COVID-19 in Hungary: 269 new cases, 26 fatalities on Thursday

Hungarian authorities confirmed 269 new cases in the past 24 hours, bringing the total since last March to 805,571. The pandemic continues to recede in Hungary and the seven-day rolling average keeps decreasing.

There were more than 18,000 COVID tests applied yesterday, with a 1.4% positivity rate. The figure returned to normal after yesterday’s outstanding high rate, which was ue to the low number of tests. The seven-day rolling average is also decreasing here.


There were 26 coronavirus-related fatalities yesterday, increasing the death toll to 29,818.
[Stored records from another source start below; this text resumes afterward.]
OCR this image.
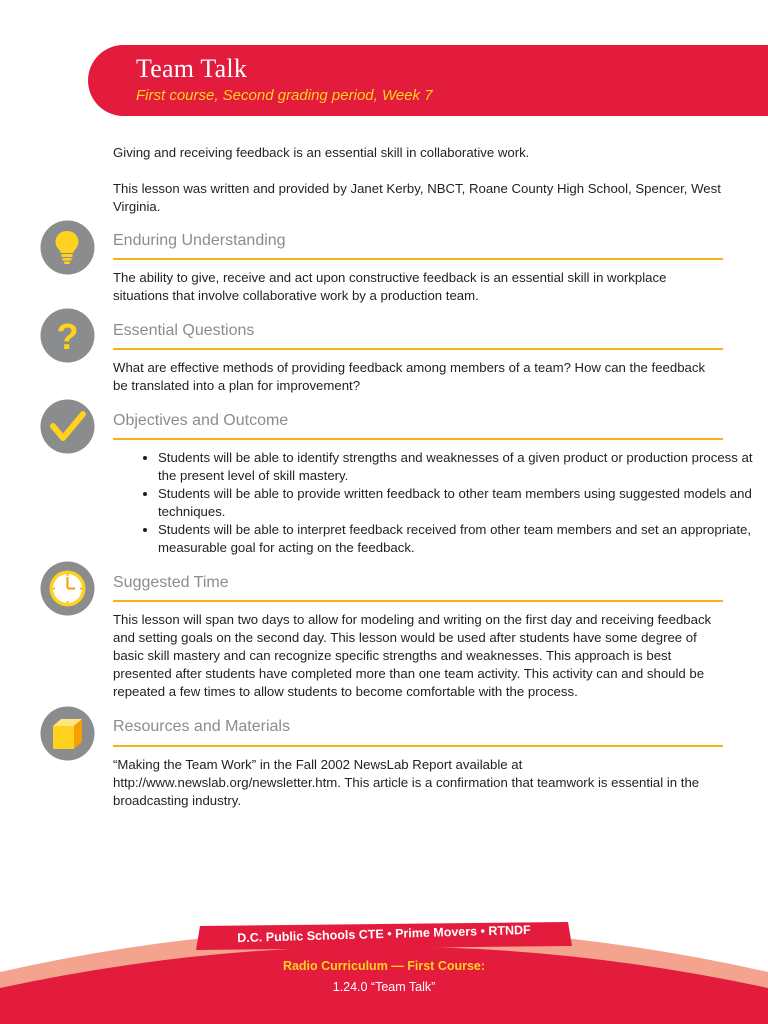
Team Talk
First course, Second grading period, Week 7

Giving and receiving feedback is an essential skill in collaborative work.

This lesson was written and provided by Janet Kerby, NBCT, Roane County High School, Spencer, West Virginia.

Enduring Understanding

The ability to give, receive and act upon constructive feedback is an essential skill in workplace situations that involve collaborative work by a production team.

? Essential Questions

What are effective methods of providing feedback among members of a team? How can the feedback be translated into a plan for improvement?

Objectives and Outcome
• Students will be able to identify strengths and weaknesses of a given product or production process at the present level of skill mastery.
• Students will be able to provide written feedback to other team members using suggested models and techniques.
• Students will be able to interpret feedback received from other team members and set an appropriate, measurable goal for acting on the feedback.
Suggested Time

This lesson will span two days to allow for modeling and writing on the first day and receiving feedback and setting goals on the second day. This lesson would be used after students have some degree of basic skill mastery and can recognize specific strengths and weaknesses. This approach is best presented after students have completed more than one team activity. This activity can and should be repeated a few times to allow students to become comfortable with the process.

Resources and Materials

“Making the Team Work” in the Fall 2002 NewsLab Report available at http://www.newslab.org/newsletter.htm. This article is a confirmation that teamwork is essential in the broadcasting industry.

D.C. Public Schools CTE • Prime Movers • RTNDF
Radio Curriculum — First Course:
1.24.0 “Team Talk”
There are currently 702 coronavirus patients in hospital, and 78 of them are on ventilator.
The left-hand chart shows the number of people with coronavirus infection in hospital and on ventilator, as well as the 3-day average of these figures. Over the past week, these curves have started to flatten, i.e. the rate of the decline was switching to stagnation. It now seems that the decline continues, though, and both the raw figures and the 3-day averages dropped further. Over the past week, the number of people infected with coronavirus in hospitals dropped by 322 and there are 36 fewer of them on ventilator currently.
The right-hand chart shows the ratio of those in hospital to active cases and those on ventilator to those in hospital. The general observation is that the former figure has been dropping throughout May but there seemed to be stagnation at the end of the month, and the other ratio has been hovering between 11 and 13% last month. The ratio jumped to 11.1% yesterday from 10.4%, and the 3-day average also edged up to 10.8 from 10.6%.

Here are the same figures, only with 7-day averages.

How do the changes change
The calculations in the following charts are based on 7-day averages.
The first chart shows ratios of 7-day averages: [the 7-day average of a given day – 7-day average of the previous day] / 7-day average of the previous day.
What we see is that the number of active cases has been dropping more than the number of those in hospital, i.e. when we see increases in the number of recoveries from coronavirus, it’s mostly because GPs are reporting them. As you can see, the rate of the changes have shrunk over the past few days.

The following chart, shows the ratios of the changes (curves) you see above. The blue line: orange/green, i.e. change in the number of hospitalised COVID-19 patients per change in active cases (with 7-day averages). Red line: blue/orange (on ventilator, 7-day average) / in hospital (7-day average). Wherever the ratios are over 100% (everywhere), the numerator is larger than the denominator, i.e. the rate at which they discharge Covid patients from hospitals (including those that are reported recovered by GPs) is higher than the rate at which the number of active cases is dropping. This means that an ever smaller percentage of active cases are in hospital.


So far 53.6% of Hungary’s population, or 5,238,903 people, have received at least one dose of a vaccine, and 39%, or 3,814194, have got both shots. The numbers rose by 11,000 and 81,942 yesterday, respectively. Currently available vaccines include Pfizer, Sinopharm and limited amounts of Sputnik, with Janssen and Moderna vaccines also available in some vaccination centres.